只聽「砰」的一聲肉與骨頭交撞的聲音,小牛犢一樣的郭當立往邊上重重一摔,疼得連聲音都發不出來,一時間只能在地上抽搐,成了一頭瀕死的牛。
整個過程不過十幾秒,郭當立的小弟們剛做好上前助陣的姿勢,腳還沒來得及邁出去,大哥已經被人一腳KO了。
而且死狀奇慘。
小弟們集體吞了口口水,有已經伸出去半隻腳的默默把腳收了回去。
所有人驚恐地看著林遣,鄭憑輕雖然出手也狠,但他畢竟是一代大佬,兇殘一點也還在大家的預料範圍內,但林遣可是學生代表,是重點班的書呆子,又一副小白臉的樣子,不應該是柔弱無力一推就倒才對嗎?
為什麼他會有這麼專業的姿勢?還有這麼大的力氣?要知道郭當立的個頭可是他們裡面最大的,居然被他輕輕鬆鬆一腳踢飛。
死一樣的沉默中,李高率先沒撐住先喊了出來:「爸爸——」
林遣扭頭看了他一眼,露出一個充滿父愛的微笑:「乖。」
鄭憑輕這才鬆開李高的手,看著林遣一臉驕傲:「你果然還是寶刀未老。」
想了想覺得這詞不對,於是更正:「是寶刀更新了。」上一世,好勝心極強的林遣上大學後去學了空手道,把鄭憑輕給揍了個四腳朝天,以致鄭憑輕也不得不去學了點格鬥防身。
不過他的話落在郭當立他們耳朵里卻是另一番解讀,難道,鄭憑輕之所以會追隨林遣,並不是為了學習,而是被林遣給打服的?
所有人默默倒吸了一口冷氣。
林遣搖了搖頭,無奈地嘆氣:「這些中二病,不打一頓是不會學乖的。」
他走到還在地上打滾的郭當立邊上,蹲了下去,問道:「乖,叫爸爸吧。

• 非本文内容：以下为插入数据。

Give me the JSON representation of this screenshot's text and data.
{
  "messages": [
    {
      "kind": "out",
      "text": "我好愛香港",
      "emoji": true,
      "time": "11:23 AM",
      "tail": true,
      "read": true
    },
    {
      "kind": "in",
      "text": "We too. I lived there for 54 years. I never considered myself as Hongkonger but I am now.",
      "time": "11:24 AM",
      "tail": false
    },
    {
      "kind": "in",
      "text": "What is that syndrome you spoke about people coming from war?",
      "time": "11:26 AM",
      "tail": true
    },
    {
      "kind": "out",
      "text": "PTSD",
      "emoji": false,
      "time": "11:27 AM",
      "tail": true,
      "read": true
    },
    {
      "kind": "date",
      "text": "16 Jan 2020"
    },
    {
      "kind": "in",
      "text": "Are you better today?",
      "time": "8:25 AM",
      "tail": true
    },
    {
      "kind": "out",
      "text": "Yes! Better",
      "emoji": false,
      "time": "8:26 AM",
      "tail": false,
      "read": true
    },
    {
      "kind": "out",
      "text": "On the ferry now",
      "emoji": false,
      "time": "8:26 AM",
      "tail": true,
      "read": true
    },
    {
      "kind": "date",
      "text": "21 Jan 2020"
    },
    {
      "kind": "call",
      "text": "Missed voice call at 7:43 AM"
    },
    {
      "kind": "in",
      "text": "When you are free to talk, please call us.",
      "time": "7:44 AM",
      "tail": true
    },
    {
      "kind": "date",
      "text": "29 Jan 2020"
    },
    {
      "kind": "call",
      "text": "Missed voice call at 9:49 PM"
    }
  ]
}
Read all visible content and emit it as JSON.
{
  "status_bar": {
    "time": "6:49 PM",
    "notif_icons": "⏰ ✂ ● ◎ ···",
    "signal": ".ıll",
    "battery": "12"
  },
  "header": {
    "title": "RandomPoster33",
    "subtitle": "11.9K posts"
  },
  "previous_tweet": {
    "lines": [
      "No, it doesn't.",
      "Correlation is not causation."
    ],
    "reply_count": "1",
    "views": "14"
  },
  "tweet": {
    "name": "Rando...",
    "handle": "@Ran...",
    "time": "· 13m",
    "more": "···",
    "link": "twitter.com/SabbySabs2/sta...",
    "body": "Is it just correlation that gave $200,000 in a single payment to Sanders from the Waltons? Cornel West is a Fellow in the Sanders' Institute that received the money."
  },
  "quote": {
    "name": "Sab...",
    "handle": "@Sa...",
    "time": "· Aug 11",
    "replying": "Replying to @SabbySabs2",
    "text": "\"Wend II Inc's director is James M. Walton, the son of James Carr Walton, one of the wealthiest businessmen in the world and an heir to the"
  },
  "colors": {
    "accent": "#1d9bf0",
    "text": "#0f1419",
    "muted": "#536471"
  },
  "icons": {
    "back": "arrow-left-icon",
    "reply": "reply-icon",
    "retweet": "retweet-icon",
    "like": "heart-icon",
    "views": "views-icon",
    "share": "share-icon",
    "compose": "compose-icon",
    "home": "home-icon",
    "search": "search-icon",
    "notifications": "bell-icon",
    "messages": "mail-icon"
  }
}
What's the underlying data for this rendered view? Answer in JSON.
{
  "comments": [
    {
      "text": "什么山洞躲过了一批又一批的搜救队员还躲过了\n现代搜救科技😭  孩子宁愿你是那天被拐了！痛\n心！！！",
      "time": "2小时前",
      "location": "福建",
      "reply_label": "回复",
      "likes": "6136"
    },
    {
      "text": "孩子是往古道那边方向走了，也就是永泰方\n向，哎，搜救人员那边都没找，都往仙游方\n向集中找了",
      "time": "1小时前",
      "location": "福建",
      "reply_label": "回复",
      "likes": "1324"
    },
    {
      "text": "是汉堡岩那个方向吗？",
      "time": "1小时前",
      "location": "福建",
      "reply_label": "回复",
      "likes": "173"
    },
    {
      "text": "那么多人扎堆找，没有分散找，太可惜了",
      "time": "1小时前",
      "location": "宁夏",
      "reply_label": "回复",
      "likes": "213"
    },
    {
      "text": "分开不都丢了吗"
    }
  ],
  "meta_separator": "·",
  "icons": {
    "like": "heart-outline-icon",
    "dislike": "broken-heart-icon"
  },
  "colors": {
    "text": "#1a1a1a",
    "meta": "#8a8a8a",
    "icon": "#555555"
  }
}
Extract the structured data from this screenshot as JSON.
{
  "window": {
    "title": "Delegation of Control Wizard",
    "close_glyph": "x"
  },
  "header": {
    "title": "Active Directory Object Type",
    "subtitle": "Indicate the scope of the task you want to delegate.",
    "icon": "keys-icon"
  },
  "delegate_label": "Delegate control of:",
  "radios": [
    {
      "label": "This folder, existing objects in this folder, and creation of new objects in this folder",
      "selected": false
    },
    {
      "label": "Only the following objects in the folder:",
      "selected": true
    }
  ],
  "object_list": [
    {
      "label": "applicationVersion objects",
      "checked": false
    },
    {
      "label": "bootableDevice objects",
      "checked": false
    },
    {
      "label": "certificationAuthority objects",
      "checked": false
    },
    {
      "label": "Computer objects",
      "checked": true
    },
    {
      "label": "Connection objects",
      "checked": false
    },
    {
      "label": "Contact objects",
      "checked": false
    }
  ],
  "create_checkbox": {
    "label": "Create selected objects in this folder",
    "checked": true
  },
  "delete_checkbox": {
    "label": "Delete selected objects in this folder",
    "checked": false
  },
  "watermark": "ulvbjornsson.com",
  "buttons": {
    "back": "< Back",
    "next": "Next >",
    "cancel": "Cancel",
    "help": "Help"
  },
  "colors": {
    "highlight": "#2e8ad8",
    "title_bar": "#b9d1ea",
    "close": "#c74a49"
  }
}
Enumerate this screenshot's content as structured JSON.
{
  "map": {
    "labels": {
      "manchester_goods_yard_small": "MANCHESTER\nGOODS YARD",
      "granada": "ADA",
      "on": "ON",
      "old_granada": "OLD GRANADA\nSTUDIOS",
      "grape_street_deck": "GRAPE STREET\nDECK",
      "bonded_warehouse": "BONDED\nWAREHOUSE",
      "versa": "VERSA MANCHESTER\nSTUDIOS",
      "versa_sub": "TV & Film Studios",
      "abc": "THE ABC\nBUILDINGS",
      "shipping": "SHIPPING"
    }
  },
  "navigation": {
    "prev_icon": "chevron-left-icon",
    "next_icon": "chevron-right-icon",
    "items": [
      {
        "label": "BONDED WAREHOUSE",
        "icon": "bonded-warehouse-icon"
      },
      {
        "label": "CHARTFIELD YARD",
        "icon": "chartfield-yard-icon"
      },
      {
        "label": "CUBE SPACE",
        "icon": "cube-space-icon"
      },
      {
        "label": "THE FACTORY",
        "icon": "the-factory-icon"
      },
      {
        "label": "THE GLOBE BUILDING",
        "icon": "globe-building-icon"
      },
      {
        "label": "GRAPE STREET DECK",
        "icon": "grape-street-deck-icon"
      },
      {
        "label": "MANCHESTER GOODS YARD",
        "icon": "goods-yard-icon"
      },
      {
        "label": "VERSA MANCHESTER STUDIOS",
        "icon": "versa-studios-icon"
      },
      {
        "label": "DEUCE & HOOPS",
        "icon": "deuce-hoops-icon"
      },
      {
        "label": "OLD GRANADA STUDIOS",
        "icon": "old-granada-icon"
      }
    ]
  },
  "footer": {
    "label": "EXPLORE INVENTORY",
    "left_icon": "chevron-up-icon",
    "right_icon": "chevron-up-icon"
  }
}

」
郭當立內心已經怵到了極點,但是大哥的尊嚴讓他無論如何開不了口,哼哼唧唧半天,愣是堅持著不出聲。
林遣活動了一下四肢,道:「你可想清楚了,現在叫的話還是爸爸,再晚一點就是爺爺了,到時候你小弟們還大你一輩,你確定要做孫子嗎?」
郭當立:「……」
這人是土匪嗎!
恰在此時,遠處傳來一聲洪亮的喝聲:「喂,那邊的,半天不進學校都在幹什麼呢?」
眾人扭頭,只見學校的保衛科長正從遠處跑來,原來是有學生看到七班的小混混們堵住了幾個同學,好心跑去保衛科打報告了。
以前郭當立他們是最討厭學校保衛科的,然而此時,他們卻第一次真心實意地慶幸學校還有保衛科這個部門。
不多時保衛科長已經跑到了他們面前,郭當立第一次覺得保衛科長的形象如此光輝偉大,差點就要脫口喊出一聲「救我——」。
但是他還沒來得及說話,林遣率先站了起來,指著還撲在地上的郭當立對保衛科長說道:「王哥,他帶人堵我。」
郭當立:「……!!!」
郭當立的小弟們:「……!!!」
郭當立失聲喊道:「你當科長瞎啊——」
但他還沒把話說完,王科長已經一腳踢他身上,大罵:「又是你們,整天就會逞兇鬥狠,平時欺負同學還不夠,現在連林遣都敢打了?是不是以為我治不了你們了?」
郭當立委屈地喊:「我沒有……」
一個小弟為郭當立辯白:「科長,立哥沒打人,是林遣把他給打了,你看他都被打到地上這還起不來呢!」
郭當立:「……」雖然小弟陳述的是事實,也是為他說話,但聽起來真的特別刺耳。
王科長聞言,看了看在地上滾得一身灰還沒爬起來的郭當立,有些疑惑地去看林遣。
林遣把手背在身上,一臉乖巧地說道:「我沒有,他是自己跑過來的時候沒站穩撲街的。」
郭當立:「……」重點班的學生竟然當眾說謊!
王科長轉向郭當立,眼睛裡露出危險的光芒來,冷聲道:「好你們這幫兔崽子,欺負同學不說,還說謊,就你這個頭,林遣還能把你打趴了?我今天一定要把這件事報上去……」
眾小弟們臉色瞬間都白了,郭當立更是慌張不已,他身上已經有兩個大過了,要是再被記上一個,可就要被退學了。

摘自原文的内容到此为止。